Quote Originally Posted by Aemilius Paulus View Post
As for nitroglycerine, I read the Mysterious Island by Jules Verne, where he meticulously described how to make nitroglycerine just from the things you can find lying around anywhere in nature. Not hard.
heh didn't know about that, wouldn't recommend trying to make it though it's severely unstable stuff.


Easy. Acids are not difficult to make, and I have read how to produce them. Seriously, how do you think they made they made sulphuric acid in the 8th century? I will use coal to obtain the sulphuric acid (not awfully efficient, but pretty simple), and then use the sulphuric acid on copper nitrate to produce nitric acid.
and how to make/extract the reactants to make them.

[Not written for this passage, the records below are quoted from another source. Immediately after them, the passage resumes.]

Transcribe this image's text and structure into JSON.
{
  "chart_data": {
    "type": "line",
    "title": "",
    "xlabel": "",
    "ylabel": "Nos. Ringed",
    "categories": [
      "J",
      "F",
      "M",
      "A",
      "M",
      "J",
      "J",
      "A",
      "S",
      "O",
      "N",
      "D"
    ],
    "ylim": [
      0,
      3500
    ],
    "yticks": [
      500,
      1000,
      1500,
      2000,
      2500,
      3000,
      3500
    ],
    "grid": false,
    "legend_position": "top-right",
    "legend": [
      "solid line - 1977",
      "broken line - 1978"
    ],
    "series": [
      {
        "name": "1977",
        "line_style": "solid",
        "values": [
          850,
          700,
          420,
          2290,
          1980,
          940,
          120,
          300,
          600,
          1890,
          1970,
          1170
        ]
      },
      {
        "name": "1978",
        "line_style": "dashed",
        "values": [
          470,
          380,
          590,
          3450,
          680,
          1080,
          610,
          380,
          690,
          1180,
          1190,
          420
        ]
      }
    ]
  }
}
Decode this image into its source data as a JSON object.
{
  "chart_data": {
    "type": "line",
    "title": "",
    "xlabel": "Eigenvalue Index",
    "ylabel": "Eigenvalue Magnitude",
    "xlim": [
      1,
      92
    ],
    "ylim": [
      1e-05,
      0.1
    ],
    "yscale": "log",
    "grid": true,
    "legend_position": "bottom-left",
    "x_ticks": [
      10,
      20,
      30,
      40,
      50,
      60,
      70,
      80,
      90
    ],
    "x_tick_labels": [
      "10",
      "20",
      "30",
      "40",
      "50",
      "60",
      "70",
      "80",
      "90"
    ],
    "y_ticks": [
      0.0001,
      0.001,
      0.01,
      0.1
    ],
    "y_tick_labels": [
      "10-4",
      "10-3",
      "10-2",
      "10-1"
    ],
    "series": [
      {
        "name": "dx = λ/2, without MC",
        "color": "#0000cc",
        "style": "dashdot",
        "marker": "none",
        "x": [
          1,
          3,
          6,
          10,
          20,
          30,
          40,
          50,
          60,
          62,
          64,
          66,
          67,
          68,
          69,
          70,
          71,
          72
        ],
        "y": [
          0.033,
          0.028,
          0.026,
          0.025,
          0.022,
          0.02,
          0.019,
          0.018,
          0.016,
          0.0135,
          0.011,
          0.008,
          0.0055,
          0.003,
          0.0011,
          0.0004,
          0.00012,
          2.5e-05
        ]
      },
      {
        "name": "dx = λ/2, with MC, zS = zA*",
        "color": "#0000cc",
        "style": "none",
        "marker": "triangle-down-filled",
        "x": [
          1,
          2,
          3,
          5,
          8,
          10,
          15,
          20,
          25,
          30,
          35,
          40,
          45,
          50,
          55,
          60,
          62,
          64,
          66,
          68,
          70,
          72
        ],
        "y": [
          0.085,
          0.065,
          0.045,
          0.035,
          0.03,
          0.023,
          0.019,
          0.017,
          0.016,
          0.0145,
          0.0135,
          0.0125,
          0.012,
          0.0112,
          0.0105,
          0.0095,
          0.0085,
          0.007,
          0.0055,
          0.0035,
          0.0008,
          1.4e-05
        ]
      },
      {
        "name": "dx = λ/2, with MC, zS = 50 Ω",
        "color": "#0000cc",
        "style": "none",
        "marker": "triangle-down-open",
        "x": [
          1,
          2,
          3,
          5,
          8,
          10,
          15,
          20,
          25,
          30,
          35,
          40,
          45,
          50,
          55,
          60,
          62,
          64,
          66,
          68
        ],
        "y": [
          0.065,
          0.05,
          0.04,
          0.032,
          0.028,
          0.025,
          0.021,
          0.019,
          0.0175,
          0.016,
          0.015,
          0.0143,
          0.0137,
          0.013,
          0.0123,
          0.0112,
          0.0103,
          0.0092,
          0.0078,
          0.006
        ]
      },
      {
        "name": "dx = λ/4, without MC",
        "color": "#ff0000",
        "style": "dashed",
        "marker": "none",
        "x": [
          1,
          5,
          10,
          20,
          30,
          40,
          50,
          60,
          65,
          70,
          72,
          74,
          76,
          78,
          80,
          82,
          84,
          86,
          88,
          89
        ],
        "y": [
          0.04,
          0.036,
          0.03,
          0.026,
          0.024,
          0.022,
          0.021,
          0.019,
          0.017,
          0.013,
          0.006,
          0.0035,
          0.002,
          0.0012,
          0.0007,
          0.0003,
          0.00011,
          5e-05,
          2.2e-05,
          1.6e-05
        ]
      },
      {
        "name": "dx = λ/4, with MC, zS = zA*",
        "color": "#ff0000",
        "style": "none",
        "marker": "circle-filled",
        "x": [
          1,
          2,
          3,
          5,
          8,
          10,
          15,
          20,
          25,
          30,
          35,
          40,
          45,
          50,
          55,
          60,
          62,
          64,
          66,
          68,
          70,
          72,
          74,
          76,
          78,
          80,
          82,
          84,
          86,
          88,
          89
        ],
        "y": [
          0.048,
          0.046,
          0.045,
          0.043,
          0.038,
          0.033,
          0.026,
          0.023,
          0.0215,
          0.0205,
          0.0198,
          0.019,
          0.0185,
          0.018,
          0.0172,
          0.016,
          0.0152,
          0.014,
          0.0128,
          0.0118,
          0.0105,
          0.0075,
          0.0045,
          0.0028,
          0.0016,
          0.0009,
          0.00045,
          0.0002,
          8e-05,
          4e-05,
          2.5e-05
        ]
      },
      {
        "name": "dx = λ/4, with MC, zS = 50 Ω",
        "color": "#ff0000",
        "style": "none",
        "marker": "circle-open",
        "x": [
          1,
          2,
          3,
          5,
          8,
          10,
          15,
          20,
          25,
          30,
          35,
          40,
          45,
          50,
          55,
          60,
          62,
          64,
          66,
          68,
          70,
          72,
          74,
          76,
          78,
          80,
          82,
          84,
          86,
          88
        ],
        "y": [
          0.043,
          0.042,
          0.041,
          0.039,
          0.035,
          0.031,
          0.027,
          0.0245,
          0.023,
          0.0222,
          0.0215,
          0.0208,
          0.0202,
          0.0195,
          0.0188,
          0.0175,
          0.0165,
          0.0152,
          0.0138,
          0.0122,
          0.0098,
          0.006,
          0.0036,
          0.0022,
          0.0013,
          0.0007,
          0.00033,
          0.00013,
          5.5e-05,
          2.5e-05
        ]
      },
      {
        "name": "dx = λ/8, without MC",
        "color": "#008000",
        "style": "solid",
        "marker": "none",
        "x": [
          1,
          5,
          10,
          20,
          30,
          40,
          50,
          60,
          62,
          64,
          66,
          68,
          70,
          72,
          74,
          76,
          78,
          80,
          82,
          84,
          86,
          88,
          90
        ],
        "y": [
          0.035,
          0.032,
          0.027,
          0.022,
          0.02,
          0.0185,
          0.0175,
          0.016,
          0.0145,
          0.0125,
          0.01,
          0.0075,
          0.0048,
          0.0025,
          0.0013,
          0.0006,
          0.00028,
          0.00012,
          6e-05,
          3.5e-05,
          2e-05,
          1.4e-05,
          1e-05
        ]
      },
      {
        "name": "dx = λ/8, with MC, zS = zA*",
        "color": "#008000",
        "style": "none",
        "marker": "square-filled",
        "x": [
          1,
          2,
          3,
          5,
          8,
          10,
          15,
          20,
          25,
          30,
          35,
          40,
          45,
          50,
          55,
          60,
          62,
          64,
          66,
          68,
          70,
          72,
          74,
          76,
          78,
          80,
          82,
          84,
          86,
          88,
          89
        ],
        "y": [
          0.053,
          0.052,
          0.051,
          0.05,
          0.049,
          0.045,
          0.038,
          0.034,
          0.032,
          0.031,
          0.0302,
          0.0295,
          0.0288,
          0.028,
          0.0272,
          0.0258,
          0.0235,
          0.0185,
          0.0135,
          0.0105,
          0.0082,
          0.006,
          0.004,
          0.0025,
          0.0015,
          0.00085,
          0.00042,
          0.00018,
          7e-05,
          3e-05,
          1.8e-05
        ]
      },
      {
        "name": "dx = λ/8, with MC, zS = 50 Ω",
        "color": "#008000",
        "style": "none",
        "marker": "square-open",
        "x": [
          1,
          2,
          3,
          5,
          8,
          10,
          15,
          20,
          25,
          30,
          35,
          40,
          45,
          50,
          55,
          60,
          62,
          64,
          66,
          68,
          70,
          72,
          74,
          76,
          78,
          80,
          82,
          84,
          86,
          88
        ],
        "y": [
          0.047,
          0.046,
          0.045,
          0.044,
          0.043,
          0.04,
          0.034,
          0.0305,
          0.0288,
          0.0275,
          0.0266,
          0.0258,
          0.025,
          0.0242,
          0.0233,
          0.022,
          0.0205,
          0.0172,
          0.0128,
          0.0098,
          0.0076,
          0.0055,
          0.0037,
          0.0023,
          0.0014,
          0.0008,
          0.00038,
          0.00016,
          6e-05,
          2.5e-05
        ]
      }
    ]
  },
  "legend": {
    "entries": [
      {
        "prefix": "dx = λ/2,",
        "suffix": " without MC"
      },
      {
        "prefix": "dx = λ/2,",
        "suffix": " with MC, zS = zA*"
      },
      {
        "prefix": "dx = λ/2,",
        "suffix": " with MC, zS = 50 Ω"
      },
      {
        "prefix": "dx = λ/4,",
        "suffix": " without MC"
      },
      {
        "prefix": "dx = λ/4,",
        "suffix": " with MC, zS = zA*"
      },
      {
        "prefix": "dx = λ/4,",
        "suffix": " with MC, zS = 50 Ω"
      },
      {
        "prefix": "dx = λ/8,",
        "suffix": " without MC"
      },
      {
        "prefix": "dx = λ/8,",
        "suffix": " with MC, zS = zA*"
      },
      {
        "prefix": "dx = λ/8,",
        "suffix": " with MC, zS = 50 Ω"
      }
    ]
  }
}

Oh i know sulphuric acid is easy to make, but nitric acid...where would you get copper nitrate from in 272bc? a better source of nitrate would be saltpetre which is much easier to produce given the technology at the time

First of all, it is not "nickle", but nickel!!! The former one is unobtainable as it does not exist. But yeah, those two I said that I "may" do if I could. It all depends on how hot of a furnace I can make. They are not essential. I will teach Romans how to make steel, and if I can get them to produce stainless steel, well, that is a bonus. And titanium was rather wistful thinking. At best, I can extract it in an exceedingly impure form. Which is why I did not guarantee the success of that operation.
Yeah my bad there simple spelling mistake, i really think your underestimating the amount of knowledge and expertise that goes into making these things, there's more to making steel that blowing air through molten iron.